NativeScript: direct access to native APIs, from JavaScript
- What if JavaScript could call native APIs directly?
- What if "learning the platform" didn't require switching languages?
- What if you could remain in one codebase and still use the full surface area of iOS and Android?
The platform is the framework. We'll give you the keys.
That has huge implications:
- You can use native UI controls without re-implementing them.
- You can reach deep platform APIs without waiting for wrapper libraries.
- You can keep JavaScript/TypeScript as the developer "interface," while still having first-class access to Swift/Obj-C and Kotlin/Java worlds.
- You don't need to look for a "NativeScript integration" in SDKs. The platform is the framework, yes it will work...always.
It also leads to a different kind of developer experience:
- It rewards developers who want power and escape hatches.
- It reduces the "framework ceiling" because the ceiling is... the platform.
React Native tends to give you a strong paved road. NativeScript tends to give you a paved road and a map of every back road.
What makes sense to you is purely:
- team composition,
- app requirements,
- how often you need custom native work,
- how much you value direct platform access vs. framework conventions.
Abstraction isn't a betrayal of native
One of the easiest critiques to lob at JavaScript cross-platform frameworks is: "you're just avoiding doing it the real way."
But that assumes the "real way" is inherently virtuous.

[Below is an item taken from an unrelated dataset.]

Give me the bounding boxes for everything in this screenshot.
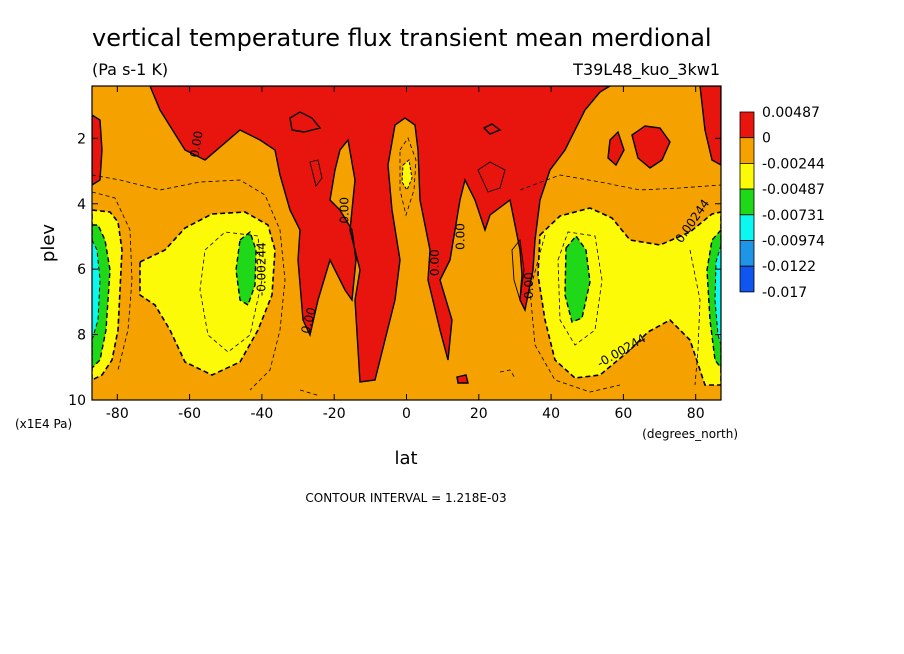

In reality, the "real way" is just a cost structure to the economic minded:
- a cost in hiring,
- a cost in time,
- a cost in duplicated effort,
- a cost in coordination between teams,
- a cost in bugs that appear only when two separate implementations drift apart.
And in using React Native and NativeScript, you're doing something deeply rational:
You're aligning your technical choices with the reality that software is built under constraints.
Conclusion: rethinking "insanity" in software choices
When people call it insane to avoid writing native code, they're usually imagining an ideological battle. But this isn't ideology; it's economics. If a JavaScript approach lets you hire talent, ship sooner, reuse more, and adapt to new platforms without rebuilding the company every time a new device category appears... then maybe the insanity isn't the abstraction.